Hemos oído este término cientos de veces, pero aún no tenemos muy claro de qué va. Y si lo supiéramos, ¿estaríamos dispuestos a practicarlo?

El objetivo de este “tipo” de sexo no es otro que el de aprovecharse del éxtasis en beneficio de nuestro cuerpo, utilizando la energía en la búsqueda del goce. Por tanto, no se trata aquí de desahogarse, al menos entendiendo como una  forma de liberación, sino de intercambiar energías entre los cuerpos de los amantes. Aquí reside la base del sexo tántrico.
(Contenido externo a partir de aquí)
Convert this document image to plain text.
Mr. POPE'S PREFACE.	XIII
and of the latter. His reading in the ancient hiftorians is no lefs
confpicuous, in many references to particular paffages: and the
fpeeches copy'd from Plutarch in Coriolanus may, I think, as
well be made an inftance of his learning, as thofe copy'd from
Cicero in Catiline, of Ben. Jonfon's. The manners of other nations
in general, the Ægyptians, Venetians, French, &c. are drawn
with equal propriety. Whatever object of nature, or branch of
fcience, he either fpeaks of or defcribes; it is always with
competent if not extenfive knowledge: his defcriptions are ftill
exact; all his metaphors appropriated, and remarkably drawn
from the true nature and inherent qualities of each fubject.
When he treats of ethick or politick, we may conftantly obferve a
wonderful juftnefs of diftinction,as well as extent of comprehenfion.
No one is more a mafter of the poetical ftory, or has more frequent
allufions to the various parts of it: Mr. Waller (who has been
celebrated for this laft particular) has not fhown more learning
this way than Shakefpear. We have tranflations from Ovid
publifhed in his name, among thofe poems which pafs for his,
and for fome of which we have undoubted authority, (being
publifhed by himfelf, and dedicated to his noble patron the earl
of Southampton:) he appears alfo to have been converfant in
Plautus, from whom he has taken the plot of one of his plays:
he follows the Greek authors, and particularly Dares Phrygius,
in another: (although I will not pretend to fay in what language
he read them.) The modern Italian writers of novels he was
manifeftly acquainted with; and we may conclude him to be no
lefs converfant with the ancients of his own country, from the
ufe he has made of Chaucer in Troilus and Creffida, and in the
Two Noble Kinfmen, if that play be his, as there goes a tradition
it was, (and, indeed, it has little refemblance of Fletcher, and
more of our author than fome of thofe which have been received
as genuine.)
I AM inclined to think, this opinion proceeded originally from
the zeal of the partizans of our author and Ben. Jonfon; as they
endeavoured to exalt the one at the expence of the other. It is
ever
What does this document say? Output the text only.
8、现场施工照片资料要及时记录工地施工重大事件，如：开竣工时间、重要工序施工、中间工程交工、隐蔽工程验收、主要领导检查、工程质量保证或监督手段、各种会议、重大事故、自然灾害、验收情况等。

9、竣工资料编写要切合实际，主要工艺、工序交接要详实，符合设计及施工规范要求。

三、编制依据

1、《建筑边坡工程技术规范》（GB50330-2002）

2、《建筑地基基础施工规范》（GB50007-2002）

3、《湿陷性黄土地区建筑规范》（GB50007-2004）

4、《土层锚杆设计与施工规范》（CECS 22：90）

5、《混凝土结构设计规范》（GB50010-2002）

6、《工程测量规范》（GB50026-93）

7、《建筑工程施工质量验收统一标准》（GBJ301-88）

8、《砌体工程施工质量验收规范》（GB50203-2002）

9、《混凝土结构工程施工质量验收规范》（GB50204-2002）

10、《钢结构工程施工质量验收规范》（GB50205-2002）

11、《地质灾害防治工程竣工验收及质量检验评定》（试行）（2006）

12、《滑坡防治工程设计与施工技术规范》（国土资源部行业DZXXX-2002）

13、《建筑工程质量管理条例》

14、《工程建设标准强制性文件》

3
La principal diferencia respecto al sexo “tradicional” es palpable en el plano operativo, la eyaculación ha de contenerse en lugar de liberarse, para su transformación en una energía ascendente que activará “los siete chakras de la conciencia”. Para ello, es necesario que se dé una estimulación sensorial mutua en la pareja. El fin de este ejercicio es deshacerse de los incómodos tabúes y falsos mitos que giran en torno al sexo y transformarlos en placer lascivo. De esta forma se consigue alcanzar la armonía entre los amantes, pero de ninguna forma la liberación. Esta conexión mística pasa a originarse automáticamente con el tiempo, si el sexo tántrico se practica de manera consciente y virtuosa.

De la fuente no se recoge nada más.